Poker Straddle: The Basics of the Straddle in No Limit Holdem
It’s one of the more controversial plays in the cash game players arsenal; the straddle. You see it quite often in televised cash games, and it’s gained popularity in casinos and home games over the years, but the question remains; is straddling a good play or a money drain? The answer lies in the game type and the player type of the table you’re sitting at; and it’s not always a yes or no answer.
The definition of a standard straddle is a technical “third blind” under the gun; a player puts at least twice the big blind in the pot, and gets to act last on their hand. In No Limit games, this amount can be anything over double in some places. Players will routinely make the straddle for larger amounts; in a $1/$2 game, you may see $7-$20 straddles from some players. Now, most poker players are aware that playing UTG is the hardest position to play from preflop, which begs the question, why would you ever want to put in more money in the dark from the worst position? There’s a few factors that can make the decision more reasonable.
– You’re wanting to loosen up a tight game. Many times, when faced with a table filled with nits and no other games in sight, you may not want to shelve it for the night and go all the way back home. By showing players you’re willing to gamble via the straddle, you can sometimes encourage rocks to lower their standards when playing against you; if you’re willing to throw money recklessly into the pot blind, what’s to say you won’t be doing the same thing when you’re actually looking at your hands?
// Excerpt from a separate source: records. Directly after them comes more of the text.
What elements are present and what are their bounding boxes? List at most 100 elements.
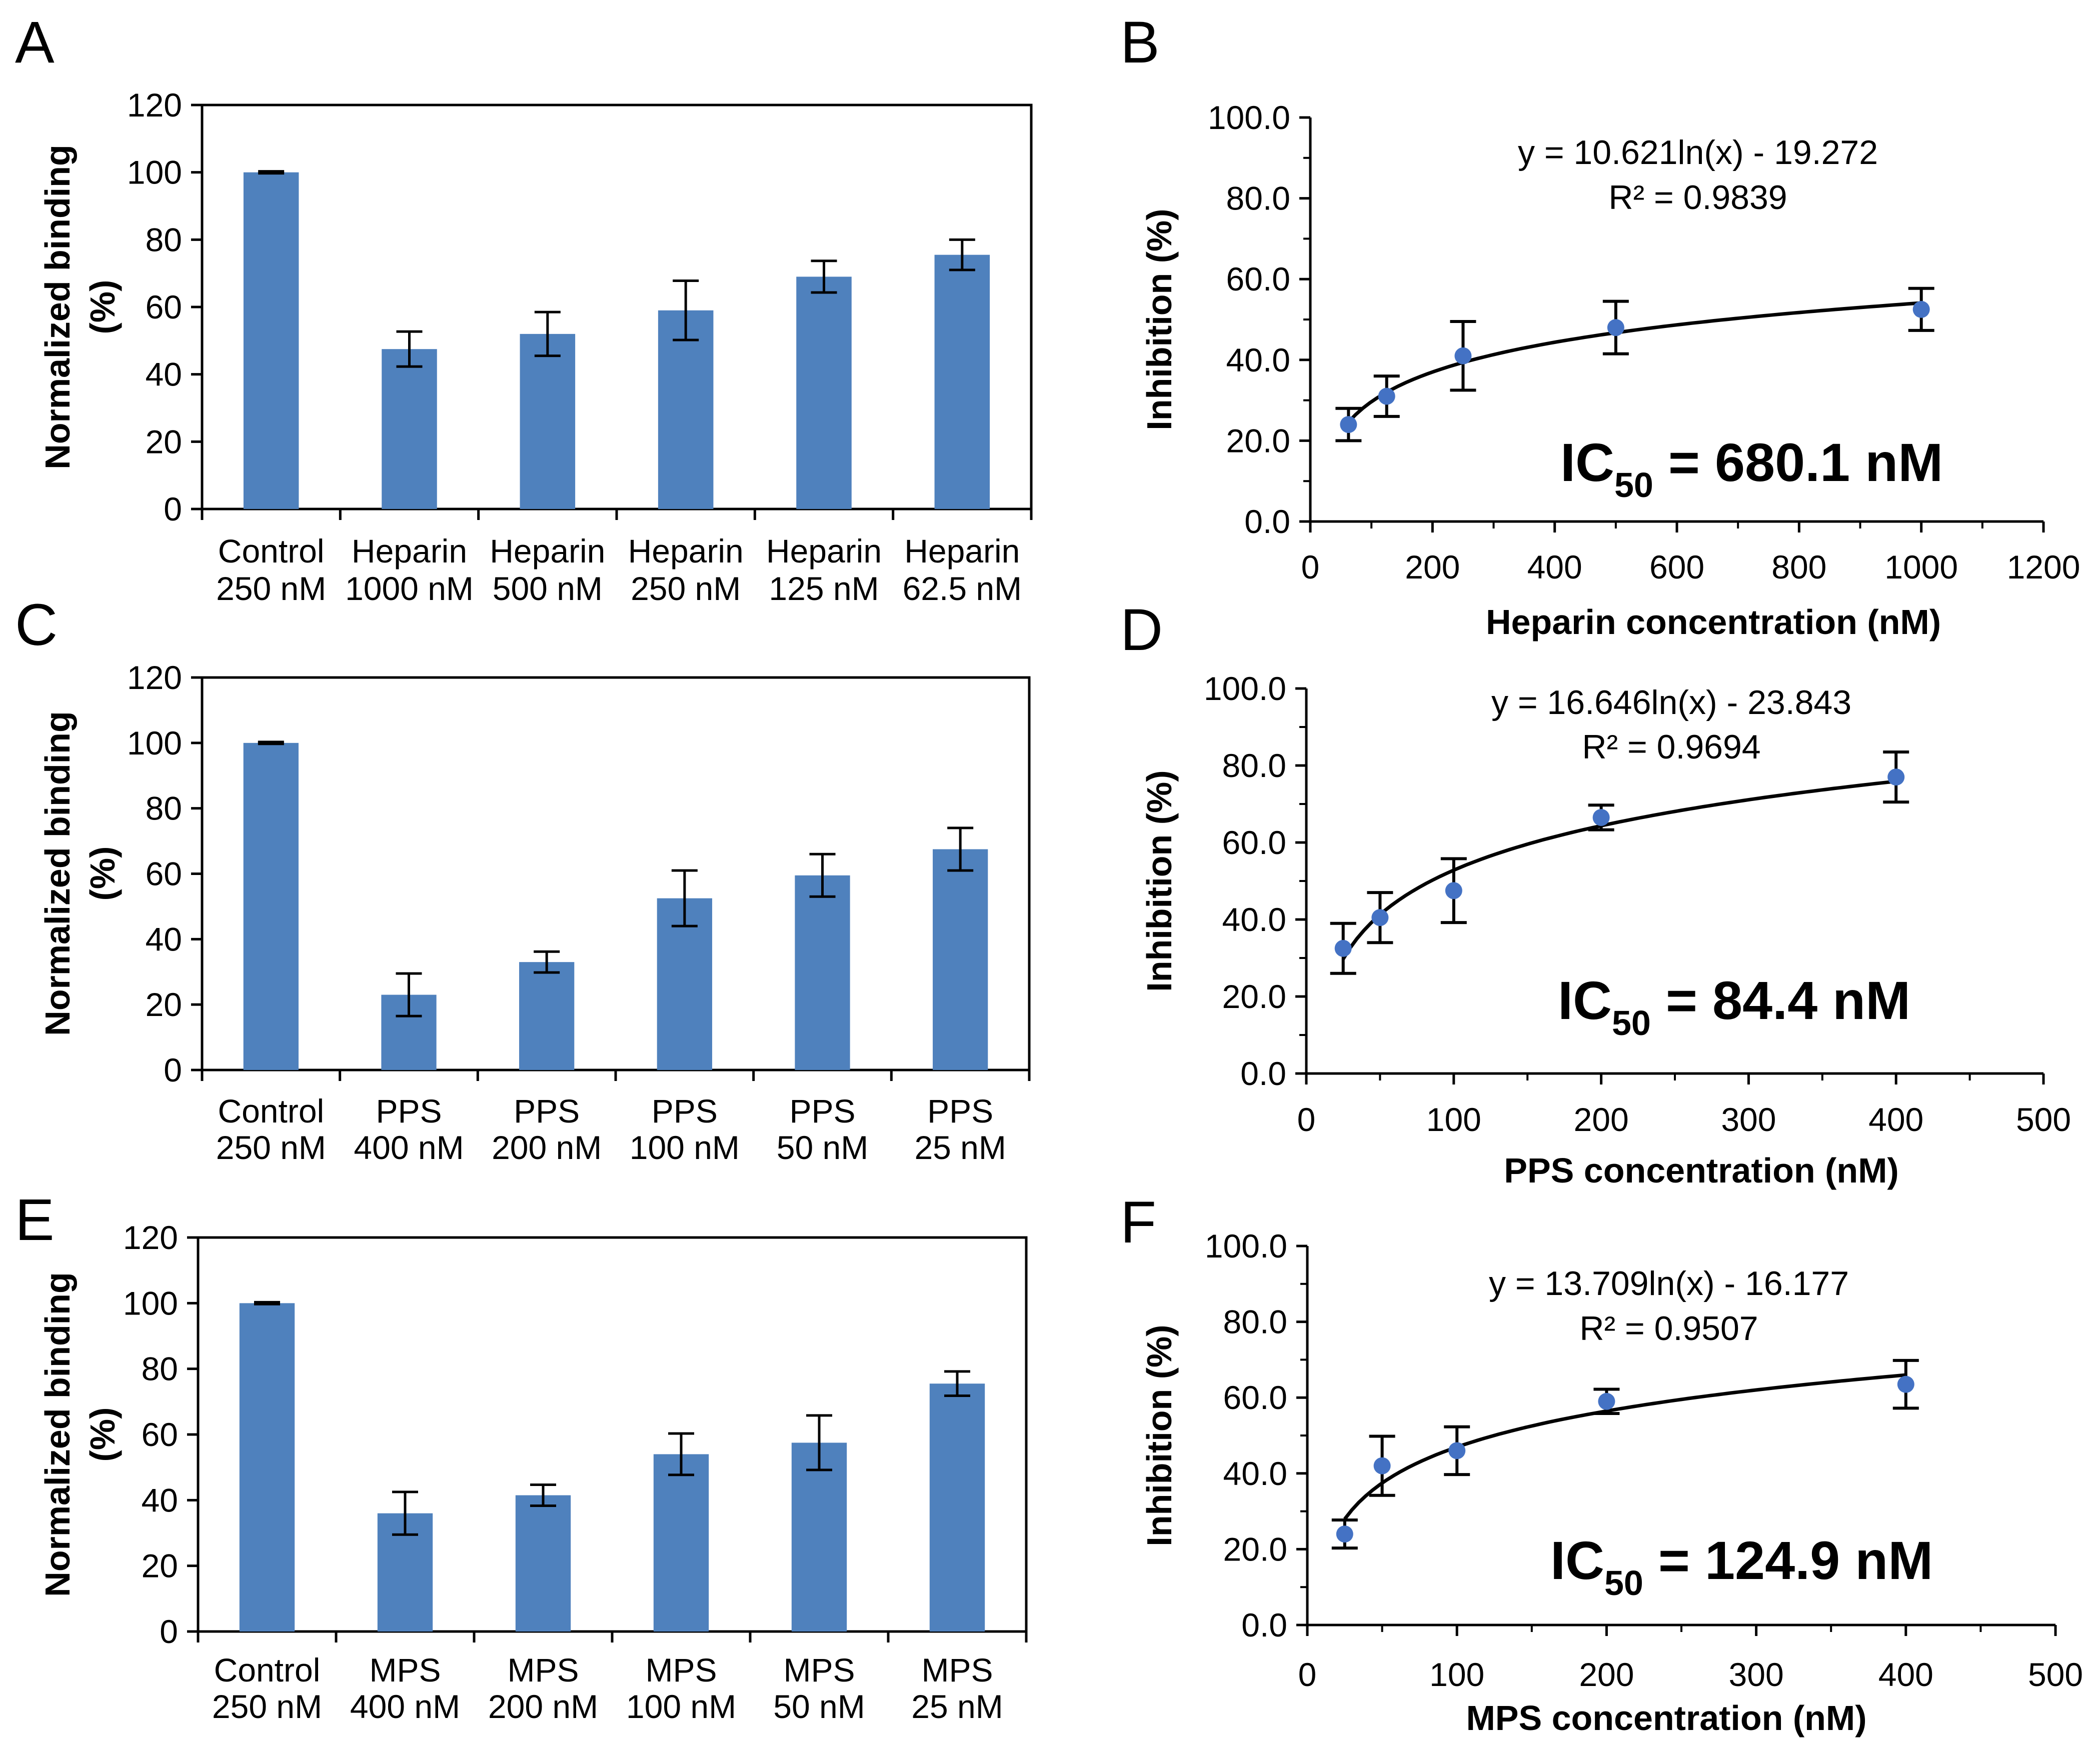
x-tick-label: 300 [1721,1101,1776,1138]
x-tick-label: 200 [1574,1101,1629,1138]
y-tick-label: 40 [142,1482,178,1518]
error-bar [944,1370,970,1398]
category-label: PPS [789,1092,855,1130]
bar [658,310,714,509]
error-bar [258,740,284,746]
category-label: Heparin [766,532,882,570]
data-point [1454,347,1472,364]
data-point [1445,882,1462,900]
category-label: 250 nM [216,1129,326,1166]
panel-letter: B [1120,10,1160,76]
category-label: MPS [369,1652,441,1688]
y-tick-label: 120 [127,86,182,124]
y-tick-label: 0.0 [1241,1606,1287,1644]
x-tick-label: 1000 [1884,548,1958,586]
y-axis-title: Normalized binding [38,1272,77,1596]
bar [929,1384,985,1632]
error-bar [809,852,836,898]
category-label: 50 nM [773,1688,865,1725]
y-tick-label: 100.0 [1204,670,1286,707]
x-tick-label: 800 [1771,548,1826,586]
y-axis-title: (%) [83,280,122,334]
error-bar [806,1414,832,1472]
y-tick-label: 40 [146,920,182,958]
x-tick-label: 1200 [2007,548,2080,586]
y-axis-title: Normalized binding [38,711,77,1036]
x-tick-label: 400 [1527,548,1582,586]
y-tick-label: 80 [146,221,182,258]
category-label: 400 nM [354,1129,464,1166]
y-tick-label: 80.0 [1222,747,1286,784]
y-tick-label: 40.0 [1226,342,1290,378]
error-bar [258,170,285,175]
bar [791,1442,847,1632]
category-label: 250 nM [212,1688,322,1725]
error-bar [671,869,698,928]
y-tick-label: 100.0 [1205,1228,1287,1264]
category-label: Heparin [352,532,467,570]
bar [243,172,299,510]
data-point [1448,1442,1466,1460]
y-axis-title: (%) [83,1408,122,1462]
error-bar [396,972,422,1018]
y-tick-label: 80.0 [1223,1304,1287,1340]
fit-curve [1341,780,1896,960]
bar [515,1495,571,1632]
data-point [1598,1392,1615,1410]
x-tick-label: 100 [1426,1101,1481,1138]
y-tick-label: 80 [142,1350,178,1388]
bar [243,742,299,1070]
category-label: 250 nM [216,570,326,607]
x-tick-label: 400 [1878,1656,1933,1693]
y-tick-label: 20.0 [1222,978,1286,1015]
error-bar [811,260,837,294]
y-tick-label: 20 [146,423,182,460]
error-bar [534,950,560,974]
r-squared: R² = 0.9839 [1608,178,1787,216]
panel-letter: A [15,10,55,76]
y-tick-label: 20 [146,986,182,1023]
error-bar [534,310,561,358]
y-tick-label: 20.0 [1226,422,1290,459]
error-bar [392,1490,418,1536]
bar [239,1303,295,1632]
ic50-label: IC50 = 84.4 nM [1558,970,1910,1042]
bar [519,962,575,1070]
bar [795,875,850,1070]
data-point [1371,909,1389,926]
category-label: 200 nM [492,1129,602,1166]
data-point [1912,300,1930,318]
x-tick-label: 400 [1868,1101,1923,1138]
category-label: PPS [927,1092,993,1130]
error-bar [396,330,423,368]
category-label: 500 nM [493,570,603,607]
data-point [1378,388,1395,405]
panel-f: F 0.0 20.0 40.0 60.0 80.0 100.0 0 100 200 300 400 50… [1120,1190,2083,1738]
panel-letter: C [15,592,58,658]
data-point [1897,1376,1914,1393]
fit-equation: y = 16.646ln(x) - 23.843 [1491,684,1851,722]
x-tick-label: 0 [1301,548,1320,586]
plot-frame [201,104,1033,510]
data-point [1336,1526,1353,1543]
y-tick-label: 80 [146,790,182,827]
category-label: 100 nM [626,1688,736,1725]
x-axis-title: Heparin concentration (nM) [1486,602,1941,642]
y-axis-title: Inhibition (%) [1140,208,1179,430]
y-axis-title: (%) [83,846,122,901]
data-point [1592,808,1610,826]
y-tick-label: 60 [146,288,182,326]
error-bar [947,826,974,872]
category-label: 400 nM [350,1688,460,1725]
y-axis-title: Inhibition (%) [1140,1324,1179,1546]
error-bar [254,1300,280,1306]
x-axis-title: MPS concentration (nM) [1466,1698,1866,1738]
category-label: 25 nM [914,1129,1006,1166]
y-tick-label: 60 [142,1416,178,1453]
data-point [1334,940,1352,957]
x-tick-label: 200 [1405,548,1460,586]
y-axis-title: Inhibition (%) [1140,770,1179,992]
-You’re looking to pick on the blinds. Sometimes, you’ll be playing a shorthanded limit game with rocks. If those rocks happen to be to your right, you can add even more pressure to their already tight game by routinely straddling their blinds. In a 5 handed $10/$20 game, you’re looking at leaning on $15 in super tight blinds every round, which can be a big profit for you in the long run.
-You want to make players uncomfortable. A lot of the younger and less experienced players will make it fairly obvious that big stakes intimidate them. One of the ways that you can exploit that tendency in these players is to artificially raise the stakes of the game with the straddle. Making a $1/$2 game essentially a $2/$4 every time you’re UTG makes these players play a lot more textbook, easy to read poker than when they have that comfort zone and proportionally large stack to play with.
The problem is, these factors aren’t always going to be there, and in fact, the vast majority of the time, the UTG straddle is a money loser in the long run; it’s hard to turn a profit playing even top tier hands out of position, so imagine attempting to squeeze every dollar of value from 92o and J4o. In short; understanding how to utilize the UTG straddle is important in selective games, but isn’t going to be part of an everyday game plan for a winning poker player.
There is a straddle, however, that if available to use at the game you’re playing in, is a very powerful move that should be used as often as possible, providing you have the bankroll to handle it; the button straddle, or Mississippi straddle.
The Mississippi straddle allows you buy last position in the hand preflop, guaranteeing that you’ll be last to act throughout the entire hand. This has some unique advantages over the UTG straddle;
– Additional pressure on the blinds. Normally, playing from the blinds is either a pretty simple task; if no one’s raised, you’ve got a cheap call or you can raise, with the luxury of knowing you’re last to act, at least for this round. With someone Mississippi straddling, however, not only are you already invested in the pot, you don’t close the action; in fact, you’ve essentially been put UTG, except now you’re enticed by alluring pot odds with your blinds already posted. The problem? If you’re the big blind, and you toss in $5 more dollars to call the $10 straddle, there are 7 people left in a standard ring game that can possibly decide to raise the action. Many times, players that straddle like to frequently pop the straddle with a big raise, making it even harder to just hope you see a $10 flop with J9s, and if you’ve got a short buy-in, like say, $250, seeing 2 or 3 rounds of these straddled pots is a good way to go broke fast.
-The straddle pop. If you’re bought in relatively short in your game, and players like to limp and aren’t particularly agressive, a surefire method of generating profit is straddling, then shipping when the action gets folded to you. Say you’re stack is at $200 at a $2/$5 game, and you straddle for $15. Four people (both blinds, and two middle position weak/loose guys) call. Shipping your last $185 means you profit $60 every time the shove works, and against blinds and weak players, you’re likely to take the pot down well over 50% of the time. When you don’t, you still have a chance to score the double up, but winning inflated pots without a showdown is one of the easiest ways to secure profit in poker; why not take the opportunity when you’re given a free shot at it with Mississippi straddles?
A straddle may not be a move you use often as a poker player, but cash game veterans understand the logic behind using it and mix it into their repertoire when the need arises. Try it out and get a feel for the straddle, and you’ll add another layer to your game.